Should English majors take computer science courses? Labor market benefits of the occupational specificity of major and nonmajor college credits
Audrey Light & Sydney Schreiner Wertz
Economics of Education Review, June 2022
Abstract:
Using administrative data for college graduates, we model earnings and employment probabilities as functions of a credit-weighted index of the occupational specificity of college coursework, decomposed into within-major, within-discipline (but outside the major), and nondisciplinary components. We define the occupational specificity of each college field as the likelihood that a student majoring in that field subsequently works in an occupation requiring specific skills acquired in the field. We find that occupationally-specific, non-disciplinary courses are strongly associated with earnings; e.g., a five percentage-point shift among English majors from their least occupationally-specific courses outside the humanities to computer science is associated with a 0.055 increase in log-earnings.

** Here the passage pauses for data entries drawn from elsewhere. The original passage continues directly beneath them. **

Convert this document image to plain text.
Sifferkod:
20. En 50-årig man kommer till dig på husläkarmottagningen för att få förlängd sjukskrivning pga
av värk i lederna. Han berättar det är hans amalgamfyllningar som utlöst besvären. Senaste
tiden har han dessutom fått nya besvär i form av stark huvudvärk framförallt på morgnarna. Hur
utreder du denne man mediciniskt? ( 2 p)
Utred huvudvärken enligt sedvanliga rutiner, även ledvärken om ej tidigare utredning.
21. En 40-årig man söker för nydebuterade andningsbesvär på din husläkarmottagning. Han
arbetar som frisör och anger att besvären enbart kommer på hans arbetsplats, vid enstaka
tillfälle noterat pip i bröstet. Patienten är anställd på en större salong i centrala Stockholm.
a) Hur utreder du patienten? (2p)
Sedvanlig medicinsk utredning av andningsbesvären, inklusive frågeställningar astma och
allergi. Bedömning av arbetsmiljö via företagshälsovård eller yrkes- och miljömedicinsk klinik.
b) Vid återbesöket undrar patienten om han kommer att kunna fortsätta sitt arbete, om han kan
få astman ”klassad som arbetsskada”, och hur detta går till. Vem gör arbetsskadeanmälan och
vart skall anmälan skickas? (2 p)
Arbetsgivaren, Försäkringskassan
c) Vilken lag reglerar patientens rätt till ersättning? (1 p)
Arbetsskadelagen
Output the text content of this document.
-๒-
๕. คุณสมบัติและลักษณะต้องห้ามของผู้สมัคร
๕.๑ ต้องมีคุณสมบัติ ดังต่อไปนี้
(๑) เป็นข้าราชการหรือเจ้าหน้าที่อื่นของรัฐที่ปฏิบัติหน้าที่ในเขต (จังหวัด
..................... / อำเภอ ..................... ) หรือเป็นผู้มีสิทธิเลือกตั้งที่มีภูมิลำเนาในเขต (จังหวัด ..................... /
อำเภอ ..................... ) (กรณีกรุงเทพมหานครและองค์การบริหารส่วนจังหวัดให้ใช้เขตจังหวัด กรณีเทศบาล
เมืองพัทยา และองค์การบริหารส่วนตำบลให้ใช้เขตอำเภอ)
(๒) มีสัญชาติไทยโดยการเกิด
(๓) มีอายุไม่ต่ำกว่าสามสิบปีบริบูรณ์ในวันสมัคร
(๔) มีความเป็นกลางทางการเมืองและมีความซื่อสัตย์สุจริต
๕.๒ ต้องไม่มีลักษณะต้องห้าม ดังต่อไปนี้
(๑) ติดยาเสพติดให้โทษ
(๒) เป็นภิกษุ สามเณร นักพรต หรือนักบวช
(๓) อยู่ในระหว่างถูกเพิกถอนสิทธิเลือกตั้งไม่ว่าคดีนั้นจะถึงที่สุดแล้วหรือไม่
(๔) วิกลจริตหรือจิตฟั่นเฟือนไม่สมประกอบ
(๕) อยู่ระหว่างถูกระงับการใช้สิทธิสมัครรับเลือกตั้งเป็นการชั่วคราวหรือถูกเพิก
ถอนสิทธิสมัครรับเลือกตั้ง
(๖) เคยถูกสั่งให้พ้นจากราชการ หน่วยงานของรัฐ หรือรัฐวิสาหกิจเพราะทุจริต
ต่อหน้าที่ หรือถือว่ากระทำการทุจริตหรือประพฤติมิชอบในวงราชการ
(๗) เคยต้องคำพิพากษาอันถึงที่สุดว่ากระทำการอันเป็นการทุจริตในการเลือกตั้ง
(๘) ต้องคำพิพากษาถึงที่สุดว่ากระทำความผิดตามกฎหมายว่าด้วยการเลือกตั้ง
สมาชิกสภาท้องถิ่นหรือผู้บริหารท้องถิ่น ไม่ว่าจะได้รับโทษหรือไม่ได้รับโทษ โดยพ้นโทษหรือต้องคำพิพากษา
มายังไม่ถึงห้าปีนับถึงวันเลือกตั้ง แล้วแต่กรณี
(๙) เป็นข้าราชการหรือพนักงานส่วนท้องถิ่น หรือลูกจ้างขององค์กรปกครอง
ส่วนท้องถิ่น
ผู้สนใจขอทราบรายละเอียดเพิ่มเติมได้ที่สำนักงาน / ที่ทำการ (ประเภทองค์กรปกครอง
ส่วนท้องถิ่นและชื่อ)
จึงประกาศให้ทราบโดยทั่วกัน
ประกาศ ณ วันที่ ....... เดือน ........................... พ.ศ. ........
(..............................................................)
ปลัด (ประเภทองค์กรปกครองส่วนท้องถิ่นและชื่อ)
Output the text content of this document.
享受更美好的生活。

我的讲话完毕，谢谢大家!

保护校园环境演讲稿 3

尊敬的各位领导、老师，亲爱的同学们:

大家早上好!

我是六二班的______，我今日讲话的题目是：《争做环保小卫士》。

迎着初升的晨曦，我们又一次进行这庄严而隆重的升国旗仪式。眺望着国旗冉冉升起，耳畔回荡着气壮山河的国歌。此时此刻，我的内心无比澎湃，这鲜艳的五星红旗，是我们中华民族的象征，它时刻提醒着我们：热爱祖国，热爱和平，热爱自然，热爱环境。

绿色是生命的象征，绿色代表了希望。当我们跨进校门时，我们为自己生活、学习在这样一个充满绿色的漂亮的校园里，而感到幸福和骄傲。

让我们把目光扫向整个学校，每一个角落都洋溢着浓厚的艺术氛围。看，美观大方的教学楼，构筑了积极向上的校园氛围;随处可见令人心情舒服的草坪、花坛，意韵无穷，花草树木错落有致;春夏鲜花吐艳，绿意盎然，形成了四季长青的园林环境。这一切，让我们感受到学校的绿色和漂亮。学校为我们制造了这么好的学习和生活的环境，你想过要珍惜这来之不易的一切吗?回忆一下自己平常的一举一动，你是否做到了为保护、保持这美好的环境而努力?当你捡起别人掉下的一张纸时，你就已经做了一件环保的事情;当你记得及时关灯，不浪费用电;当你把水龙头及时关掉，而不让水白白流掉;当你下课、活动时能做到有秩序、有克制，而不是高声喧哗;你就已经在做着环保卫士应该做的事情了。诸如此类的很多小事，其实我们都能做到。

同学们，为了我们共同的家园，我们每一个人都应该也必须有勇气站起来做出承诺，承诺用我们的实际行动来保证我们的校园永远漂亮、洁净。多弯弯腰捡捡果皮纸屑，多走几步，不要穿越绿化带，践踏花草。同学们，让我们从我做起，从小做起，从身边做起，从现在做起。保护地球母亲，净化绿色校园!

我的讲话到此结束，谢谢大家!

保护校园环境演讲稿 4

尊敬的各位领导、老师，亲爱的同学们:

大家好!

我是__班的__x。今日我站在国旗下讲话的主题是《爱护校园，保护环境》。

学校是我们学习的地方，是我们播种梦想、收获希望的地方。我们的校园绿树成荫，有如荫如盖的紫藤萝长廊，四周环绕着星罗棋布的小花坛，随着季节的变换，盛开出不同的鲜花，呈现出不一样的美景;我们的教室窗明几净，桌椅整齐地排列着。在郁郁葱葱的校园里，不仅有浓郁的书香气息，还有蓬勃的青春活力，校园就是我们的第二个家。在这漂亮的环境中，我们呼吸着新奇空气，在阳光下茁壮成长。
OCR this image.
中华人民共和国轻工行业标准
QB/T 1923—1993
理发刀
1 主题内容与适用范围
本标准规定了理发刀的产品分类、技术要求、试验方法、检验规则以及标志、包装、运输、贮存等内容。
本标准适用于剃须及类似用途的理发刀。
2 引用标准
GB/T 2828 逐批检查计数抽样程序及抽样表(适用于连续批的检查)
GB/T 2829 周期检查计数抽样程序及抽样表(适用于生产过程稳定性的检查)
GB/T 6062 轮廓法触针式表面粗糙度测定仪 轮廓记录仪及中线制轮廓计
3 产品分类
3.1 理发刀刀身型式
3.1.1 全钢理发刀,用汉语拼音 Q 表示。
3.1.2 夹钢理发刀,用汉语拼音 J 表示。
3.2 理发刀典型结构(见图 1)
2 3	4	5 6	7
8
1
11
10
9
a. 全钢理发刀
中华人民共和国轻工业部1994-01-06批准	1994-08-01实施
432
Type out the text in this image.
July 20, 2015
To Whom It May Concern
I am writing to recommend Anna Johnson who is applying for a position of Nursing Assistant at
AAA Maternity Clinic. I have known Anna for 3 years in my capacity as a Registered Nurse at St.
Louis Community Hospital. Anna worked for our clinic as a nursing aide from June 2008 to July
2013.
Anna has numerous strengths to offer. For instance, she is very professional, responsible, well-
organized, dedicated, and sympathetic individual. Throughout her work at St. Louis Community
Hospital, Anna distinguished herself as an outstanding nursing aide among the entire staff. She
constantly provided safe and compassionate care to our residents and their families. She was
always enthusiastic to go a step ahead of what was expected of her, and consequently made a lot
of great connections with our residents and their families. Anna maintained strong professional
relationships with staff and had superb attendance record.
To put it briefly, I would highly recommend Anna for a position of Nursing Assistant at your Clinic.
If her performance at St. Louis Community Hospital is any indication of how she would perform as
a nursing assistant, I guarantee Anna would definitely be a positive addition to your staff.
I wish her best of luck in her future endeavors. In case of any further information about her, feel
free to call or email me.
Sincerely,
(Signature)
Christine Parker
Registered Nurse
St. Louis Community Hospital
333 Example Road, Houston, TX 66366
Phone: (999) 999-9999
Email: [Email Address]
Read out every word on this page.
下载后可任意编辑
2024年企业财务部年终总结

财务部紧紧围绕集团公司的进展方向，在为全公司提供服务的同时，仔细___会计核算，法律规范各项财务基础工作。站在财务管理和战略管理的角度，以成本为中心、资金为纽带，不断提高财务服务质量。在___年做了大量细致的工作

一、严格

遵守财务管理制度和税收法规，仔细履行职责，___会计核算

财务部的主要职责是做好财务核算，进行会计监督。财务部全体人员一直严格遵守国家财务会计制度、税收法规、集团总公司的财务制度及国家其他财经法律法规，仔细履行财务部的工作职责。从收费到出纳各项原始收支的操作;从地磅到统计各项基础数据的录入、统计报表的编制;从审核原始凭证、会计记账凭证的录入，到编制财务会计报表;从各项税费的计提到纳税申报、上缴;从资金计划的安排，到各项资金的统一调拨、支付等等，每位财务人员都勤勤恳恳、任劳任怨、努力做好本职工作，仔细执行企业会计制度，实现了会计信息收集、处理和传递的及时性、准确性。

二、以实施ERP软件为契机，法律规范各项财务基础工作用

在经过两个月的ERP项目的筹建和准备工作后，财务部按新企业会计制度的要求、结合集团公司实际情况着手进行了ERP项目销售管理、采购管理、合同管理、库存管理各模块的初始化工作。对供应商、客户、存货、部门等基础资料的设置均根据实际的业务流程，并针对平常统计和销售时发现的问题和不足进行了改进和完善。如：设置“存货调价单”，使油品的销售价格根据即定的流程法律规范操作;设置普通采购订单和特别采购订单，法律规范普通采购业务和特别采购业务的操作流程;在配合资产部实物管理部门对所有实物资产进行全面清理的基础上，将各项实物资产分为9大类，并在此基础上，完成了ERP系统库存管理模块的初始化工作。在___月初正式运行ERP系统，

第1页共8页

Predicting Academic Performance with an Assessment of Students' Knowledge of the Benefits of High-Level and Low-Level Construal
Tina Nguyen et al.
Social Psychological and Personality Science, forthcoming
Abstract:
Metamotivation research suggests that people understand the benefits of engaging in high-level versus low-level construal (i.e., orienting toward the abstract, essential versus concrete, idiosyncratic features of events) in goal-directed behavior. The current research examines the psychometric properties of one assessment of this knowledge and tests whether it predicts consequential outcomes (academic performance). Exploratory and confirmatory factor analyses revealed a two-factor structure, whereby knowledge of the benefits of high-level construal (i.e., high-level knowledge) and low-level construal (i.e., low-level knowledge) were distinct constructs. Participants on average evidenced beliefs about the normative benefits of high-level and low-level knowledge that accord with published research. Critically, individual differences in high-level and low-level knowledge independently predicted grades, controlling for traditional correlates of grades. These findings suggest metamotivational knowledge may be a key antecedent to goal success and lead to novel diagnostic assessments and interventions.